Day by Day [Pt. 2]

378 28 9
                                    

💌

Meski Joy sudah menekadkan dirinya sendiri untuk memberi makan rasa penasaran tentang Irene nan semakin hari semakin kelaparan, Joy akhirnya tetap terkejut melihat bagaimana Ia masih terus berkomunikasi dengan Irene, hampir 2 bulan setelah pertemuan tak sengajanya di rumah sakit.

Dimulai dari mengirim pesat lewat email pribadi nan mereka ketahui dari perkenalan cukup singkat hari itu, sampai akhirnya berani untuk saling bertukar kontak lantas berbincang lewat text.

Joy sama sekali buta tentang percintaan. Hampir 29 tahun hidupnya Ia dedikasikan untuk mengejar satu-satunya tujuannya hingga Ia tak sedikitpun memberi perhatian pada orientasi apa yang melekat pada dirinya atau bahkan manusia mana yang memancing ketertarikannya.

Oleh karena itu ada sedikit kepanikan yang tumbuh kala Irene menjanjikan untuk datang ke rumah sakit sebagai teman mengobrolnya ketika Joy akan mengantar salah satu anak pengidap kanker di panti untuk melakukan kemoterapi.

Gejolak di dada Joy dapat Joy katakan cukup intens dan Ia sesungguhnya juga lumayan frustasi sebab tak menemukan satupun alasan yang dapat menjelaskan dari reaksi tubuhnya itu.

Masih lebih meresahkan sebab reaksi tersebut belum juga berkurang di pagi hari dimana Ia telah duduk di bangku besi langganannya, menunggu sosok nan telah berjanji untuk datang dan duduk di sebelahnya.

"Hai,"

"Oh? Sudah sampai?"

Joy merupakan perempuan yang cukup unik, menurut Irene.

Diam-diam Irene sendiri sudah berdiri di sudut lorong, tepat di tikungan, sambil memperhatikan Joy nan menatap kosong kedepan, menghentakkan kedua kaki dengan cepat, juga menggosokkan sepasang telapak tangannya di paha.

Tadinya terdapat kekehan kecil yang lolos di bibir Irene, menyaksikan si jangkung yang Irene kira tak akan pernah merasa gugup, tampak seperti seseorang yang akan melakukan interview bersama bos besarnya.

Namun begitu menghampirinya, kenyataannya Joy langsung berhenti begitu saja dan mendongak menatap Irene dengan mata gelap bersinarnya.

"Mm–hmm. Kau suka latte?"

Irene seketika mengangkat satu alisnya bertepatan dengan mengerutkan hidung ketika Joy merespon panggilan santainya dengan bulatan mata seolah tak menyangka.

Irene sendiri berpikir Ia telah melakukan kesalahan dengan berasumsi bahwa panggilan informal akan membuat mereka semakin dekat. Barangkali Joy belum menganggap hubungan mereka sampai sedekat itu hingga dapat memanggil satu sama lain dengan panggilan informal.

Namun sepertinya pemikiran Irene salah sebab beberapa detik usai Joy mengontrol ekspresinya, tangan panjang perempuan itu terjulur untuk meraih cup latte yang dijulurkan padanya.

Tetap saja, fokusnya bukan pada aksi Joy tersebut melainkan susunan kalimat beserta hembusan nafas panjang yang menyusul setelahnya.

"Aku bersyukur kau melakukannya lebih dahulu.

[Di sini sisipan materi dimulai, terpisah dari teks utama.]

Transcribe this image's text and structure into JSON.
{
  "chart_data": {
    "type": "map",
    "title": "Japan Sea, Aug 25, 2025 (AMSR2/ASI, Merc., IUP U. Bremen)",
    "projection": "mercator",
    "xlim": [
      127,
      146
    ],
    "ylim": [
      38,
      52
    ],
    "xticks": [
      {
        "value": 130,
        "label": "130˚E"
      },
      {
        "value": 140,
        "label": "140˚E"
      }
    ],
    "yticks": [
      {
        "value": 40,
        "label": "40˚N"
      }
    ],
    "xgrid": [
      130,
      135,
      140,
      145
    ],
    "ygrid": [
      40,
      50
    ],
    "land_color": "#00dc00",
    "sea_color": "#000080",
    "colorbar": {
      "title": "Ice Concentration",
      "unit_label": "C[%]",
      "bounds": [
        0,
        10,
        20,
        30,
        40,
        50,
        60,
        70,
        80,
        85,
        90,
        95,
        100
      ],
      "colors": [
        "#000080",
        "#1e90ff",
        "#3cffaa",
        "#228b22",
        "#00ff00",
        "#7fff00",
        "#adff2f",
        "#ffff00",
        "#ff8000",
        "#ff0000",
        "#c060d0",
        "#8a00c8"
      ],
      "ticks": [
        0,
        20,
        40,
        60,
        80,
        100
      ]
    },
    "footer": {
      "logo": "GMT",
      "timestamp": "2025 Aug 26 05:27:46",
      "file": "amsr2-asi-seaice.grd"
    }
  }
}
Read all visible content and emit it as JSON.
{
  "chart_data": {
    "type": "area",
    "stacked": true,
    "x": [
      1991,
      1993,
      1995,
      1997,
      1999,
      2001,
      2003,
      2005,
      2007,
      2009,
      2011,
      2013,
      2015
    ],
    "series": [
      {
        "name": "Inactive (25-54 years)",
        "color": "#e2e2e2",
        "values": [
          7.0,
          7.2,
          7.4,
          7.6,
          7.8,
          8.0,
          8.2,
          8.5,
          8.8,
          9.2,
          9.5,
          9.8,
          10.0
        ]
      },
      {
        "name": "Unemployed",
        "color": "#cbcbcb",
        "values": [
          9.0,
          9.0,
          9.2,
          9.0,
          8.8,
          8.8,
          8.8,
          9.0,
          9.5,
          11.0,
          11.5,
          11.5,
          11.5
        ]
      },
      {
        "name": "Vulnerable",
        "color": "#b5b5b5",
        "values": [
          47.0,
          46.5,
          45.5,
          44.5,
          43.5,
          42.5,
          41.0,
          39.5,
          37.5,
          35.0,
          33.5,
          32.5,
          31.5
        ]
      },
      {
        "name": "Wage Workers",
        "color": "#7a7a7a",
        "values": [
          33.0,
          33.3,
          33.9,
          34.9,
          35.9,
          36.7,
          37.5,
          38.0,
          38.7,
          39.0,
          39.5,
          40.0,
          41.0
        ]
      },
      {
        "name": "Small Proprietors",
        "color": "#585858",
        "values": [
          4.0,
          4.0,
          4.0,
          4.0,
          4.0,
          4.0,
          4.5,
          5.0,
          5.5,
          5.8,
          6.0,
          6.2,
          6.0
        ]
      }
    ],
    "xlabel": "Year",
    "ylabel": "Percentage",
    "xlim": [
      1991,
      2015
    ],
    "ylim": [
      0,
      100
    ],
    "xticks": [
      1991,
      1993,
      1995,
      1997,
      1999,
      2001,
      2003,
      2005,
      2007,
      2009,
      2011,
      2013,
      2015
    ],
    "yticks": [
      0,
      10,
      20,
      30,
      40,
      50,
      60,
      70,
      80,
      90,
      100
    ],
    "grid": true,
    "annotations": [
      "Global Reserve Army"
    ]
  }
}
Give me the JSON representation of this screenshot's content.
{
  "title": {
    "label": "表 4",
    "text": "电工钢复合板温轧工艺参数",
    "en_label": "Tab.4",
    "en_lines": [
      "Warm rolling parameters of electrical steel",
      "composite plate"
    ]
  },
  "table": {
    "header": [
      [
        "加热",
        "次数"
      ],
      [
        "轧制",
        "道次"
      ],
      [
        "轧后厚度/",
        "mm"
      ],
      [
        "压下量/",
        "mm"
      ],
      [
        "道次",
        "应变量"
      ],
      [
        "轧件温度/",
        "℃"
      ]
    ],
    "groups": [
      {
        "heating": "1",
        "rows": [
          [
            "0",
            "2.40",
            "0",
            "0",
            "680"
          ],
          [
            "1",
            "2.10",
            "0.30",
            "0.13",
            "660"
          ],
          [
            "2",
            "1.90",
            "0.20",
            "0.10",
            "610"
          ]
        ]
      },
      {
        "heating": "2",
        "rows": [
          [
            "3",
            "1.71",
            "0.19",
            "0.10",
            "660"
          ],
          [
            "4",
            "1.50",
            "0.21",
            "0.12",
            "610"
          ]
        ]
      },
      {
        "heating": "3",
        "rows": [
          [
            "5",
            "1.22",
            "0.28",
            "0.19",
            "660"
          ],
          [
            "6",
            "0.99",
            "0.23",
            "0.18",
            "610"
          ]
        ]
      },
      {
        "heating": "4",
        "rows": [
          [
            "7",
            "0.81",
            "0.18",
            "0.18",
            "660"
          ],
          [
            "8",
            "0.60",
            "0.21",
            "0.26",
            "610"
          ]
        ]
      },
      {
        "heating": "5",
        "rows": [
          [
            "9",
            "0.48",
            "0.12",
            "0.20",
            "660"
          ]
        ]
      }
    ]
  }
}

Kalau tidak, sepertinya aku akan terus memanggilmu dengan panggilan canggung itu karena terlalu takut membuat kesalahan."

"Wae?", Sahut Irene cepat sembari menyamankan dirinya di sebelah Joy; mulai penasaran akan alasan dibalik ucapan Joy barusan.

"Karena aku menyukaimu dan aku jelas tidak ingin merusak hubungan ini."

Selagi Joy menyesap lattenya dengan amat tenang seolah kata-katanya tidak membuat oposisi mempertanyakan makna real dibaliknya, Irene justru total membeku; menguras otaknya untuk memberikan respon paling tepat akan sesuatu yang lolos dari bibir Joy.